Early In-Person Voting:
Be sure you take your photo ID to the clerk's office when you go to vote. Business hours can vary from one city/village to another. You can visit our Elections 2022 page for early in-person voting to find the days, times, and phone number for clerks' offices across the North Shore and the southern half of Ozaukee County. For the city of Milwaukee, check the days, times, and places for early voting on the website for the Milwaukee Election Commission.
August 9, Election Day:
Polling places have a habit of moving around! Before you set out to vote, check to make sure you know where your polling place is for the primary at MyVote.WI.gov. You can also see a sample of the ballot for your specific location. Remember that Assembly District lines were redrawn after the 2020 census. That has made a difference for all residents of Shorewood and Glendale and some residents of Brown Deer and Milwaukee.
Our Elections 2022 pages have you covered. The links from the main page take you to the pages for each race: US Senate; Governor; Lieutenant Governor; Attorney General; Secretary of State; Treasurer; Assembly Districts 10, 23, 24 & 60; and Congressional District 4. (There is no Democrat running for Congressional District 6.) We also have a modest amount of information about candidates running for Milwaukee Count Sheriff.
Would you like a yard sign for Governor Evers? We have some in various locations. To get one, send email to the person listed for your area to arrange a pick-up.
- Shorewood: Paul Geenen;
- Shorewood: Norma Gilson;
- Whitefish Bay: Shirley Horowitz;
- Glendale: Cheryl Maranto;
- Bayside, Brown Deer, Fox Point: Eilene Stevens;
- Ozaukee County: Kath Michel.
Also, the Democratic Party of Milwaukee County has yard signs for other Democratic candidates in our area. You can pick them up at the office, 2999 S. Delaware Ave in Milwaukee, during office hours: M - F 10am - 7pm and Saturdays from 9am - 1pm. You might want to call ahead to check on which signs are available: (414) 269-9287.

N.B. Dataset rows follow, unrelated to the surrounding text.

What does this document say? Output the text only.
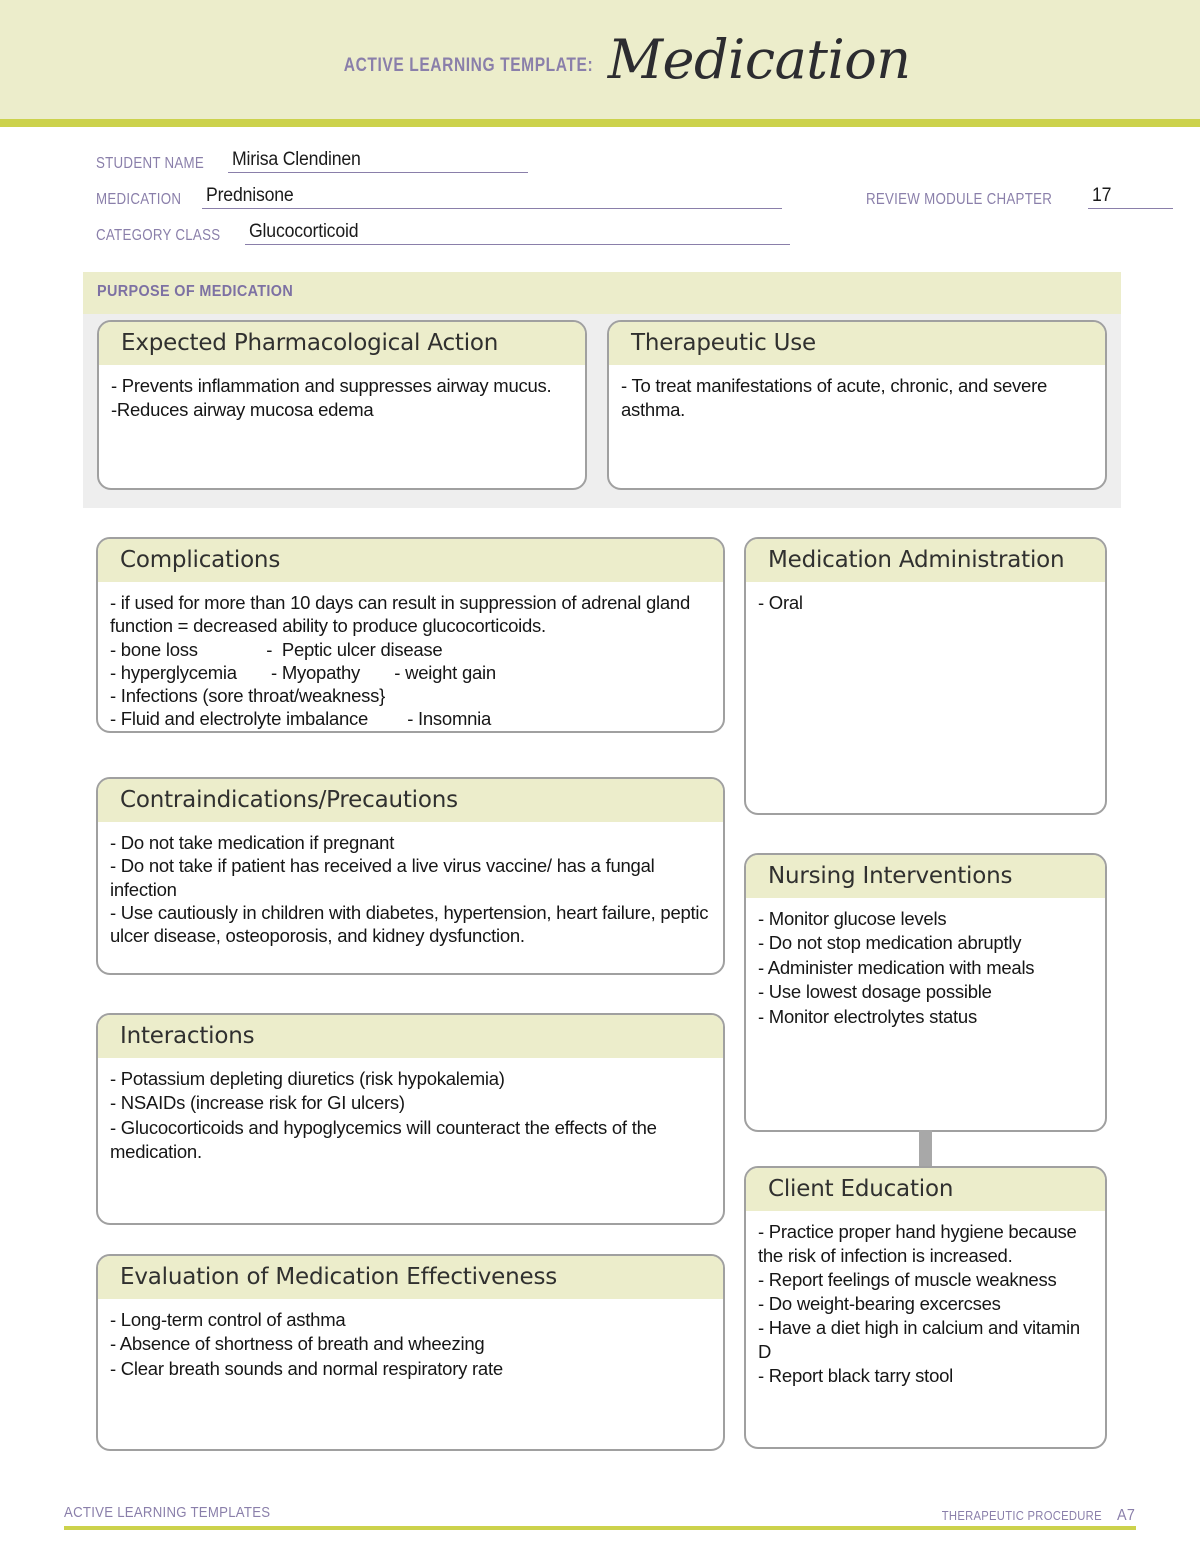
ACTIVE LEARNING TEMPLATE: Medication
STUDENT NAME Mirisa Clendinen
MEDICATION Prednisone	REVIEW MODULE CHAPTER 17
CATEGORY CLASS Glucocorticoid
PURPOSE OF MEDICATION
Expected Pharmacological Action
- Prevents inflammation and suppresses airway mucus.
-Reduces airway mucosa edema
Therapeutic Use
- To treat manifestations of acute, chronic, and severe asthma.
Complications
- if used for more than 10 days can result in suppression of adrenal gland function = decreased ability to produce glucocorticoids.
- bone loss              -  Peptic ulcer disease
- hyperglycemia       - Myopathy       - weight gain
- Infections (sore throat/weakness}
- Fluid and electrolyte imbalance        - Insomnia
Contraindications/Precautions
- Do not take medication if pregnant
- Do not take if patient has received a live virus vaccine/ has a fungal infection
- Use cautiously in children with diabetes, hypertension, heart failure, peptic ulcer disease, osteoporosis, and kidney dysfunction.
Interactions
- Potassium depleting diuretics (risk hypokalemia)
- NSAIDs (increase risk for GI ulcers)
- Glucocorticoids and hypoglycemics will counteract the effects of the medication.
Evaluation of Medication Effectiveness
- Long-term control of asthma
- Absence of shortness of breath and wheezing
- Clear breath sounds and normal respiratory rate
Medication Administration
- Oral
Nursing Interventions
- Monitor glucose levels
- Do not stop medication abruptly
- Administer medication with meals
- Use lowest dosage possible
- Monitor electrolytes status
Client Education
- Practice proper hand hygiene because the risk of infection is increased.
- Report feelings of muscle weakness
- Do weight-bearing excercses
- Have a diet high in calcium and vitamin D
- Report black tarry stool
ACTIVE LEARNING TEMPLATES	THERAPEUTIC PROCEDURE A7
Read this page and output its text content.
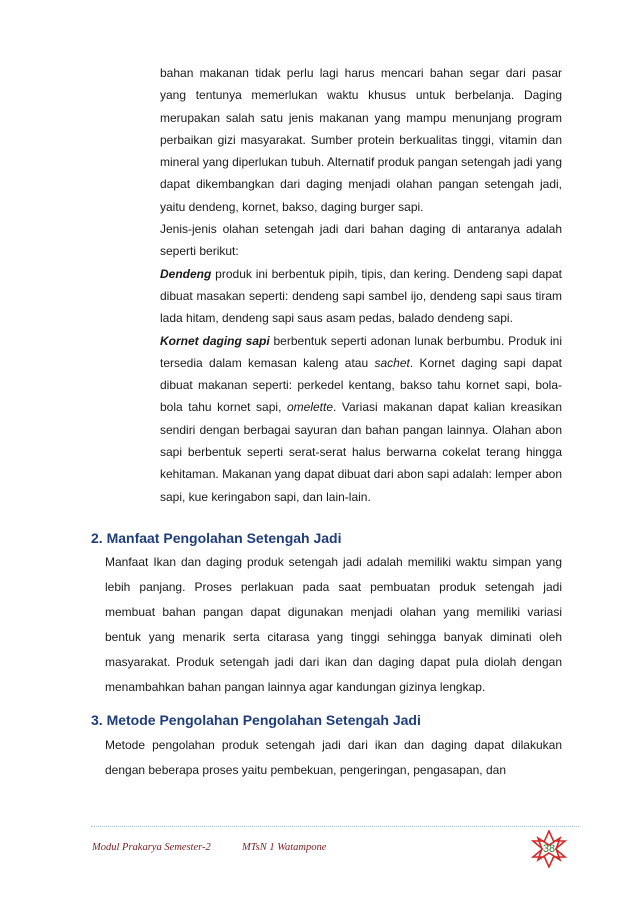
bahan makanan tidak perlu lagi harus mencari bahan segar dari pasar yang tentunya memerlukan waktu khusus untuk berbelanja. Daging merupakan salah satu jenis makanan yang mampu menunjang program perbaikan gizi masyarakat. Sumber protein berkualitas tinggi, vitamin dan mineral yang diperlukan tubuh. Alternatif produk pangan setengah jadi yang dapat dikembangkan dari daging menjadi olahan pangan setengah jadi, yaitu dendeng, kornet, bakso, daging burger sapi.

Jenis-jenis olahan setengah jadi dari bahan daging di antaranya adalah seperti berikut:

Dendeng produk ini berbentuk pipih, tipis, dan kering. Dendeng sapi dapat dibuat masakan seperti: dendeng sapi sambel ijo, dendeng sapi saus tiram lada hitam, dendeng sapi saus asam pedas, balado dendeng sapi.

Kornet daging sapi berbentuk seperti adonan lunak berbumbu. Produk ini tersedia dalam kemasan kaleng atau sachet. Kornet daging sapi dapat dibuat makanan seperti: perkedel kentang, bakso tahu kornet sapi, bola-bola tahu kornet sapi, omelette. Variasi makanan dapat kalian kreasikan sendiri dengan berbagai sayuran dan bahan pangan lainnya. Olahan abon sapi berbentuk seperti serat-serat halus berwarna cokelat terang hingga kehitaman. Makanan yang dapat dibuat dari abon sapi adalah: lemper abon sapi, kue keringabon sapi, dan lain-lain.

2. Manfaat Pengolahan Setengah Jadi

Manfaat Ikan dan daging produk setengah jadi adalah memiliki waktu simpan yang lebih panjang. Proses perlakuan pada saat pembuatan produk setengah jadi membuat bahan pangan dapat digunakan menjadi olahan yang memiliki variasi bentuk yang menarik serta citarasa yang tinggi sehingga banyak diminati oleh masyarakat. Produk setengah jadi dari ikan dan daging dapat pula diolah dengan menambahkan bahan pangan lainnya agar kandungan gizinya lengkap.

3. Metode Pengolahan Pengolahan Setengah Jadi

Metode pengolahan produk setengah jadi dari ikan dan daging dapat dilakukan dengan beberapa proses yaitu pembekuan, pengeringan, pengasapan, dan

Modul Prakarya Semester-2	MTsN 1 Watampone	38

Finally, here are two Save the Date announcements for Town Halls from WISN 12 in collaboration with University of Wisconsin-Madison and Nō Studios:
- On Monday, August 1, 2022, from 7:00pm - 8:00pm, the Town Hall will include Republican candidates in the primary election for Wisconsin governor. Former Lieutenant Governor Rebecca Kleefisch, businessman Tim Michels, and Wisconsin State representative Timothy Ramthun (R) Kewaskum are invited to take part in the town hall. Grassroots North Shore supporters might want to tune in to check out the competition!
- On Tuesday, August 2, from 6:30pm - 8:00pm, the Town Hall features the Democratic candidates for the state’s U.S. Senate primary election: Lieutenant Governor Mandela Barnes, Milwaukee Bucks Senior Vice President Alex Lasry, Wisconsin State Treasurer Sarah Godlewski, and Outagamie County Executive Tom Nelson.
If you want, you can submit questions for the candidates.
And a coda: As you probably already know, the January 6 Select Committee will hold another hearing on Thursday, July 21, beginning at 7pm CDT. Because Chairman Bennie Thompson announced that he has COVID-19, Vice Chair Liz Cheney will helm the meeting. It promises to be a doozy. I'm sure most major news outlets will be airing it live. Tune in.